Histoire du couvent de Paris

6 rue Jean Ferrandi 75006 Paris

2Histoire de la maison2

Le couvent des Carmes déchaux était situé auparavant au 5, villa de la Réunion, dans le XVIe arrondissement (accès par le 47 rue Chardon Lagache).

Ce couvent placé sous le patronage de saint Joseph - même s’il est le seul de nos jours - n’est ni le premier, ni le plus connu des établissements de l’Ordre dans la capitale de la France. Aussi, il est indispensable de dire quelque mots de ses origines .

Chapelle du Couvent de Paris

Les Carmes déchaux ont fondé le premier couvent de la Réforme de sainte Thérèse de Jésus dans le quartier de Vaugirard en 1611. Les fondateurs, deux français formés à Gènes, arrivent à un très mauvais moment pour implanter une fondation d’origine espagnole. Henri IV venait d’être assassiné. À force de diplomatie, portés par le renom de Thérèse d’Avila dont les écrits connaissent un grand succès dans la haute société les Pères achèvent le couvent en 1620. Ses bâtiments, notamment la chapelle de style baroque italien, sont un très bel exemple, par les fresques qui la décrivent, de la spiritualité de l’ordre au XVIIe.
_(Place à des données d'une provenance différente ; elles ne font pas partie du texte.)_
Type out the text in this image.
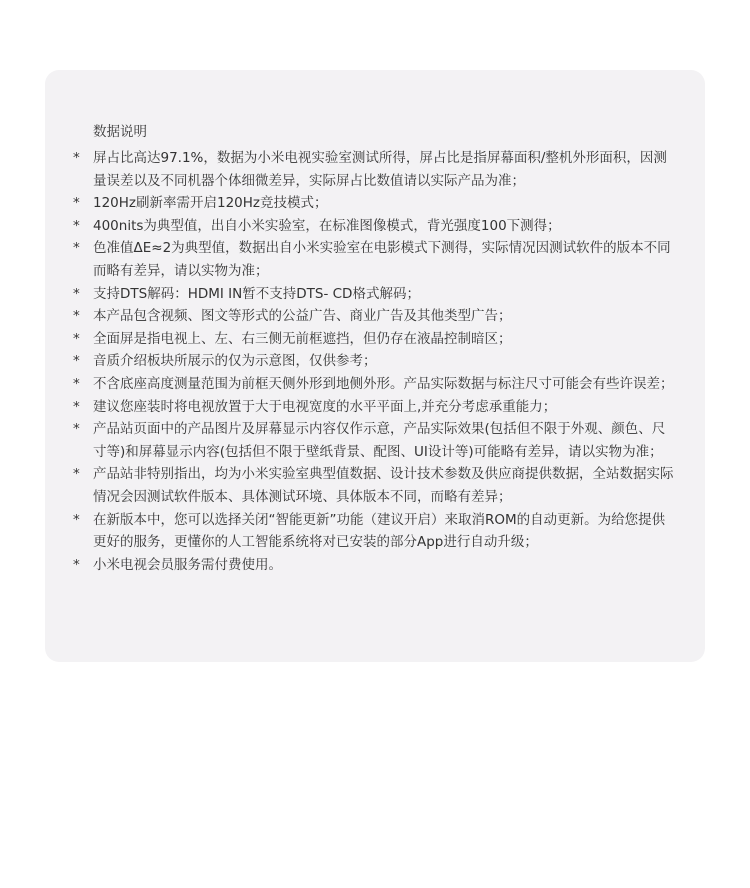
数据说明
* 屏占比高达97.1%，数据为小米电视实验室测试所得，屏占比是指屏幕面积/整机外形面积，因测量误差以及不同机器个体细微差异，实际屏占比数值请以实际产品为准；
* 120Hz刷新率需开启120Hz竞技模式；
* 400nits为典型值，出自小米实验室，在标准图像模式，背光强度100下测得；
* 色准值ΔE≈2为典型值，数据出自小米实验室在电影模式下测得，实际情况因测试软件的版本不同而略有差异，请以实物为准；
* 支持DTS解码：HDMI IN暂不支持DTS- CD格式解码；
* 本产品包含视频、图文等形式的公益广告、商业广告及其他类型广告；
* 全面屏是指电视上、左、右三侧无前框遮挡，但仍存在液晶控制暗区；
* 音质介绍板块所展示的仅为示意图，仅供参考；
* 不含底座高度测量范围为前框天侧外形到地侧外形。产品实际数据与标注尺寸可能会有些许误差；
* 建议您座装时将电视放置于大于电视宽度的水平平面上,并充分考虑承重能力；
* 产品站页面中的产品图片及屏幕显示内容仅作示意，产品实际效果(包括但不限于外观、颜色、尺寸等)和屏幕显示内容(包括但不限于壁纸背景、配图、UI设计等)可能略有差异，请以实物为准；
* 产品站非特别指出，均为小米实验室典型值数据、设计技术参数及供应商提供数据，全站数据实际情况会因测试软件版本、具体测试环境、具体版本不同，而略有差异；
* 在新版本中，您可以选择关闭“智能更新”功能（建议开启）来取消ROM的自动更新。为给您提供更好的服务，更懂你的人工智能系统将对已安装的部分App进行自动升级；
* 小米电视会员服务需付费使用。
À l’époque, un spirituel, le frère Laurent de la Résurrection, par un modeste ouvrage « Le traité de la présence de Dieu », vaut un crédit qui répond à la réputation déjà acquise par les filles de sainte Thérèse arrivées dès 1604. De nos jours, les enseignements du frère Laurent connaissent encore un succès d’édition, surtout dans les pays de culture anglaise.

De Saint-Joseph de Paris, les Carmes essaimeront dans toute la France du Nord. La France est alors, en 1635, divisée en deux Provinces, Avignon et Paris. En 1685, le Livre de Professions recense 585 religieux.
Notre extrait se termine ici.